Strawberry and Chocolate Mint (with a hint of Chocolate) Ice Cream Lolly
The strawberry season has started and over the past few days, I collected approximately 400g of strawberries. This variety Mara de Bois will keep on producing berries right up until October or first frost. I do not grow many varieties. But I wanted one that was good in flavour and gave longer harvests, not just for a couple of months.
When I took on my allotment plot 5 years ago, I inherited what the previous owner grew; an early variety called Elsanta, really lovely in flavour, but harvests are short (during June and July only).
Whilst doing some research for which variety to grow; I learnt of this Perpetual (everbearer) variety called Mara de Bois, from Gardener’s World. It is a variety that many chefs would recommend too. I just had to purchase a few plants. This variety of strawberry plants are not readily available in Garden Centres, but can be ordered online from reputable companies such as Dobies of Devon and Thompson and Morgan. Buy them as bare roots and you will pay much less than their well established siblings!
On the allotment, one of my projects, is to move some plants from home onto the plot. Plants raised from runners will be planted in a new raised bed later year (around Autumn time).
Once you have a few plants, you’ll never need to buy more plants of that variety again; simply allow the strawberry runners to establish, in the ground or get small pots with compost and allow the runner to establish in the pot. Either way you choose to propagate, cut away newly raised plant away from the mother plant only when its established well (notice new growth if planted straight into the ground or if raised in pots, notice growth and roots are outgrowing the pots).
This amount of strawberries is not enough to make jam just yet. I will have to wait another month before I can make Jam. So what other than smoothies could I make with these? I do not wish to start freezing these berries just yet, too early in the season for stock piling.
When it comes to the herb, Mint, unlike the Strawberries it is quiet the opposite. Take a look in my back garden and you will see my collection of plants is growing. What surprises me is that you will not find any two varieties of Mint to taste, look or even feel the same.
Peppermint: Best used to make tea with.
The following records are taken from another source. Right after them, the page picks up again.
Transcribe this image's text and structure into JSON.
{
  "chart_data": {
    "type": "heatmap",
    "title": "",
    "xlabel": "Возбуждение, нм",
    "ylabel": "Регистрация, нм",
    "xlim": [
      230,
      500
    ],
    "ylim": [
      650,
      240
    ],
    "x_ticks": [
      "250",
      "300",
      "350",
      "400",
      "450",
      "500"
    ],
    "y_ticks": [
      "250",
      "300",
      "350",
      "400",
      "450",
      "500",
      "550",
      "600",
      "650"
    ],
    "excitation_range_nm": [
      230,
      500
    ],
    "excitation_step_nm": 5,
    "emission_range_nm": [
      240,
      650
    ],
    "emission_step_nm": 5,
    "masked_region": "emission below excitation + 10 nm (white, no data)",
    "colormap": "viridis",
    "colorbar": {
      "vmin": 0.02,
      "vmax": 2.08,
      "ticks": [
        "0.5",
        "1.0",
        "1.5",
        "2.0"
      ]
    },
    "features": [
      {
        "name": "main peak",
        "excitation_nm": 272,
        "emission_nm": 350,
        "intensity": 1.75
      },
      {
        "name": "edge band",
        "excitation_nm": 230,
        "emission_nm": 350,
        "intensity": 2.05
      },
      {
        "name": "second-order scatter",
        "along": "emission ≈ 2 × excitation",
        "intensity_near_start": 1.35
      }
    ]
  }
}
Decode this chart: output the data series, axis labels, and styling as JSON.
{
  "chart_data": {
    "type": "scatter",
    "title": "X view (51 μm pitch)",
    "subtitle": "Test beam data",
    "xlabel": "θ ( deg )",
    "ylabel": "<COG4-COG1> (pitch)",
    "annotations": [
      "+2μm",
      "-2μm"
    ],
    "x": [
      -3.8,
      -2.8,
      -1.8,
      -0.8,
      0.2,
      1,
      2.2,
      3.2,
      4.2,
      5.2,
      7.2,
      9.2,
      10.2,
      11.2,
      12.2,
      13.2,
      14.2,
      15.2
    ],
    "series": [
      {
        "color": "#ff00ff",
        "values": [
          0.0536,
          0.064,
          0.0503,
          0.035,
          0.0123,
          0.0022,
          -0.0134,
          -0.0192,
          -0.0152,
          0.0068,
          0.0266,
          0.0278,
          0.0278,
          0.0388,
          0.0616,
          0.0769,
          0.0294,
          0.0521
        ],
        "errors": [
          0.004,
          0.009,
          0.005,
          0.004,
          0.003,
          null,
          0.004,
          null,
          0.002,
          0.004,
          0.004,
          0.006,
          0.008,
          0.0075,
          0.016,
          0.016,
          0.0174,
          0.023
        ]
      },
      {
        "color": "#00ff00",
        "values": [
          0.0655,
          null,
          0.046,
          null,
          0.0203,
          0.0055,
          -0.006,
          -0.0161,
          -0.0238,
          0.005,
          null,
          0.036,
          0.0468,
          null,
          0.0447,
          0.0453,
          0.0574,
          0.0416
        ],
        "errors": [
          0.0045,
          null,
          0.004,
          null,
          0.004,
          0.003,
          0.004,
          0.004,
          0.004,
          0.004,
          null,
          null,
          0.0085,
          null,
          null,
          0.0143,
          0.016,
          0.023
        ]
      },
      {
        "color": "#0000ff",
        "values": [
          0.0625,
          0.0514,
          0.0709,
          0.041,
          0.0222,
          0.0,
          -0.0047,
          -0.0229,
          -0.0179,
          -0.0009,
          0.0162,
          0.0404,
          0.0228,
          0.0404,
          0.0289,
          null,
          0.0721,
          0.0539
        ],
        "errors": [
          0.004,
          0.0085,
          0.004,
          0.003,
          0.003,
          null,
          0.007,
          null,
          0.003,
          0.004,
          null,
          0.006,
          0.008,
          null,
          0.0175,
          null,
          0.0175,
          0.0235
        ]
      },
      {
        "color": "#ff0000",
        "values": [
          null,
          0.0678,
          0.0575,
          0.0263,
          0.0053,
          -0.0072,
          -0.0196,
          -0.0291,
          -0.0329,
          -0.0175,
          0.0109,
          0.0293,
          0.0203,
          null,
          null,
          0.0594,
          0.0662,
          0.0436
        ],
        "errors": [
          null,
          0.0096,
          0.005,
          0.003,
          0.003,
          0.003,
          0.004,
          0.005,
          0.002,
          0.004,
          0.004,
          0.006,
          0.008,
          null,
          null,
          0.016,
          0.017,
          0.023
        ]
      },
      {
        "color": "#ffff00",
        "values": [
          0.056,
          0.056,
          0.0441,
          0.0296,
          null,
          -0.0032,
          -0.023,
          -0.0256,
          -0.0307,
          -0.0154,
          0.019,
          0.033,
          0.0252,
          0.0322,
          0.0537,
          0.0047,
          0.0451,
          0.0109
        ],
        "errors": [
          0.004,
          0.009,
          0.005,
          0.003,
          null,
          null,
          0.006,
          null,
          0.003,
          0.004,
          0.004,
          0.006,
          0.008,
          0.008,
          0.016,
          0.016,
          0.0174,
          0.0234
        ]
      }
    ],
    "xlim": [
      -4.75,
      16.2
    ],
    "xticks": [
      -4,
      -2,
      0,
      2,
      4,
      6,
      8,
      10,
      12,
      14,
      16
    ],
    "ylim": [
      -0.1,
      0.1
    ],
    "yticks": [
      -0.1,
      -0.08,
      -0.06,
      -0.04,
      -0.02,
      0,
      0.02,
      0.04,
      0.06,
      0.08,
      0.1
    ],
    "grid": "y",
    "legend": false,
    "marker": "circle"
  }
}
Add a few fresh leaves to brew with a green tea bag, and it will take the green tea flavour to another level.
Spearmint: This Mint, in my opinion, is naturally strong in flavour, best for cooking with, at this time of the year, boil some new potatoes, drain and tossed with butter and sprinkle freshly chopped mint, really elevates the humble spud!
In this recipe, I have used Chocolate Mint. How to best describe it? Close your eyes and take a deep breath of this herb and it will remind you of ‘After Eight’ Chocolate Mints, sweet smelling yet with Mint aroma too. This Mint plant is easily recognisable. The leaves are large and smooth in texture and deep red on the underside. The stem and ‘leaf veins’ are dark almost red in colour too.
Ice lollies are a great way to make children eat fruit. My 3 fruit layered lolly (strawberry, peach and kiwi) always goes down well.
Here is another recipe you could make,it is a little richer in calories than the ice lolly (ok! A LOT richer!!). Strawberry with Chocolate Mint make an excellent combination.
400g Fresh Strawberries
200g Thick Cream
1 tbsp Honey or Syrup (optional)
8-10 Fresh Chocolate Mint Leaves
150g 35% Milk Chocolate (cooking variety NOT eating variety!)
- Hull and chop the strawberries and add to a pan with some bruised mint leaves and your preferred sweetener (optional).
- Place the pan on a very low heat. DO NO BOIL! It will take no more than 5 minutes for the fruit to soften lightly and this also helps the Mint to infuse into the liquid.
- Sieve the softened fruit with the juices and allow to cool.
- Whisk the thick cream. If you prefer you may add some icing sugar to add a little sweetness to the cream. Add to Strawberry Mint puree. Whisk until all combined well.
- Add the cooled melted chocolate and swirl until chocolate is evenly distributed . Do not add all, little at a time. (please note: not all the melted chocolate will be used).
- Whisk the melted chocolate well into the strawberry cream and carefully fill in the moulds. Place in freezer for 1 hour, after which place a lolly stick into each mould.